Is Being In Love Necessary to Have Sex? 5 Facts About Love
Dating & Relationships

Is Being In Love Necessary to Have Sex? 5 Facts About Love

Nyssa Everhart
Holistic Sexuality Educator

When you were little, did you learn that sex is something adults do when they’re in love?

It’s a common response kids get when they ask an adult about sex. As you probably know by now, it’s not entirely true. You don’t have to be in love to have sex and you don’t have to have sex just because you’re in love. But the partial truth is only part of the problem. This response also doesn’t teach you anything about sex or love. It’s really more of a fear-based reaction that shuts down the conversation. Unfortunately, that’s damaging.

When you’re a kid, you ask about sex because you’re ready to learn the truth. You want to know how this stuff works. But what happens when fear takes the wheel and steers the conversation? The adult’s fear turns into the kid’s shame; often without anyone noticing a thing.

As a result, your curiosity goes into hiding…sometimes for a long time. Now you feel weird talking about sex too. The truth is, shame does more harm than good. Left unchecked, it can turn into a monster that ruins your self-esteem, your relationships and your life. If you want to feel confident, have healthy relationships and be a good lover, that shame needs to go away. The easiest way to do that is to understand the truth.


Here are five facts about love that will help you get started:

1. Love is a noun and a verb.

Love is a feeling and a decision. It’s an emotion that you put into action. The emotional part is kind of a mystery…you either vibe with someone or you don’t. But just because you vibe with someone doesn’t always mean you're “in love”.

What most of us call “falling in love” is really just science. It’s an intoxicating mix of lust, attraction and attachment that can make you feel like you’re losing control.

Love isn’t an accident; it’s intentional. Recognizing love for what it is keeps you in your power:

  • You don’t need to be “in love” to feel love.
  • You don’t need to be “in love” to be a good lover.
  • A good lover is loving…no matter what.

Loving is a life-long practice. It’s what helps you get good at relationships…sexual, platonic, casual, committed, friend, family, etc. Love is a wonderful feeling, but loving is what life’s all about.


2. Love is a feeling of respect. Loving is acting respectful.

Loving is a balance of respect for yourself and others. Boundaries and consent are the key. Feelings of love don’t undo the need for boundaries and the words “I love you” don’t cancel out the need for consent.

Every type of relationship requires permission to a certain degree, but it’s especially important when you start getting physical. Sexual relationships are an extra vulnerable place to be. Respect isn’t about getting what you want, it’s about honoring what everybody needs.

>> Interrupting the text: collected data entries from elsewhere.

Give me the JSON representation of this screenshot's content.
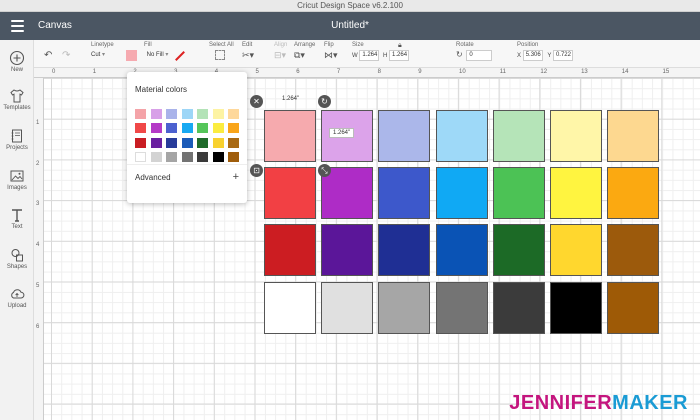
{
  "window": {
    "title": "Cricut Design Space  v6.2.100"
  },
  "header": {
    "canvas_label": "Canvas",
    "doc_title": "Untitled*"
  },
  "sidebar": {
    "items": [
      {
        "label": "New",
        "icon": "plus-circle-icon"
      },
      {
        "label": "Templates",
        "icon": "shirt-icon"
      },
      {
        "label": "Projects",
        "icon": "notebook-icon"
      },
      {
        "label": "Images",
        "icon": "image-icon"
      },
      {
        "label": "Text",
        "icon": "text-t-icon"
      },
      {
        "label": "Shapes",
        "icon": "shapes-icon"
      },
      {
        "label": "Upload",
        "icon": "cloud-upload-icon"
      }
    ]
  },
  "toolbar": {
    "linetype_label": "Linetype",
    "linetype_value": "Cut",
    "fill_label": "Fill",
    "fill_value": "No Fill",
    "fill_swatch_color": "#f6aab0",
    "select_all_label": "Select All",
    "edit_label": "Edit",
    "align_label": "Align",
    "arrange_label": "Arrange",
    "flip_label": "Flip",
    "size_label": "Size",
    "w_label": "W",
    "w_value": "1.264",
    "h_label": "H",
    "h_value": "1.264",
    "rotate_label": "Rotate",
    "rotate_value": "0",
    "position_label": "Position",
    "x_label": "X",
    "x_value": "5.306",
    "y_label": "Y",
    "y_value": "0.722"
  },
  "rulers": {
    "top": [
      "0",
      "1",
      "2",
      "3",
      "4",
      "5",
      "6",
      "7",
      "8",
      "9",
      "10",
      "11",
      "12",
      "13",
      "14",
      "15"
    ],
    "left": [
      "1",
      "2",
      "3",
      "4",
      "5",
      "6"
    ]
  },
  "panel": {
    "title": "Material colors",
    "advanced_label": "Advanced",
    "plus": "+",
    "rows": [
      [
        "#f4a3a8",
        "#d8a0e8",
        "#a9b3ea",
        "#9dd6f7",
        "#b3e3b7",
        "#fdf3a3",
        "#fed89b"
      ],
      [
        "#f04848",
        "#b53ac7",
        "#4c61cf",
        "#18a9f2",
        "#55c55a",
        "#fbec40",
        "#f9a51a"
      ],
      [
        "#c91d23",
        "#6a1fa0",
        "#283c9a",
        "#1b5bb8",
        "#1f6b2a",
        "#f8d12f",
        "#a96a14"
      ],
      [
        "#ffffff",
        "#d3d3d3",
        "#a5a5a5",
        "#737373",
        "#3a3a3a",
        "#000000",
        "#9f5d0b"
      ]
    ]
  },
  "selection": {
    "width_tag": "1.264\"",
    "height_tag": "1.264\""
  },
  "swatches": {
    "rows": [
      [
        "#f6aaae",
        "#dca3ea",
        "#abb7ea",
        "#9ed9f8",
        "#b5e4b8",
        "#fff6a8",
        "#fdd890"
      ],
      [
        "#f24044",
        "#ae2cc6",
        "#3d58cb",
        "#10a9f4",
        "#4cc255",
        "#fff440",
        "#fba911"
      ],
      [
        "#cc1d22",
        "#5b1699",
        "#1f2f94",
        "#0a53b5",
        "#1c6a26",
        "#ffd72e",
        "#9c5a0c"
      ],
      [
        "#ffffff",
        "#e0e0e0",
        "#a6a6a6",
        "#747474",
        "#3b3b3b",
        "#000000",
        "#9e5a06"
      ]
    ]
  },
  "watermark": {
    "part1": "JENNIFER",
    "part2": "MAKER",
    "color1": "#c4157e",
    "color2": "#1a9bd4"
  }
}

It’s putting in the effort to give and receive with an open mind and an open heart. The goal of respect is to leave everyone and everything better than you found them.


3. Love is caring. Loving is being careful.

Being careful is like putting respect into action. When you’re fighting for control, loving is impossible. Abuse and neglect aren’t loving and good lovers don't abuse their power. Everything you say and do matters; to yourself and everyone else. Being careful with your words and your actions show how much you care. It helps prevent little hurts from adding up to big consequences.


4. Love is the truth. Loving is being truthful.

Deception, manipulation and lies are irresponsible and not loving. You may get what you want that way, but there will always be something lacking. A healthy, loving relationship with yourself or anyone else requires the truth. But being honest is more than just saying “yes” to what you want and “no” to what you don’t. Recognizing the truth and being truthful can be tricky.

Sometimes the truth is obvious and sometimes it’s not. There are times when the truth needs to be softened and times when it needs to be blunt. Honesty is an art. The more you practice, the easier it becomes.


5. Love is an open heart. Loving takes courage.

The universal symbol for love is a heart and that’s no accident. Loving takes courage and courage comes from your heart. It's an act of bravery to give and receive love.

Courage is the finding the will to do what’s right…even if you’re confused, scared or no one’s looking. We’re all warriors of love and it’s important to fight the right battle. Power struggles and battles for control won’t get you anywhere worth going.

No matter what kind of relationship you’re in, loving is how you win. Keep it up even if you lose. And if you have a kid in your life, be courageous and tell them the truth: sex is an intimate activity people do together. They don’t have to be in love but trust, honesty, respect and care are essential.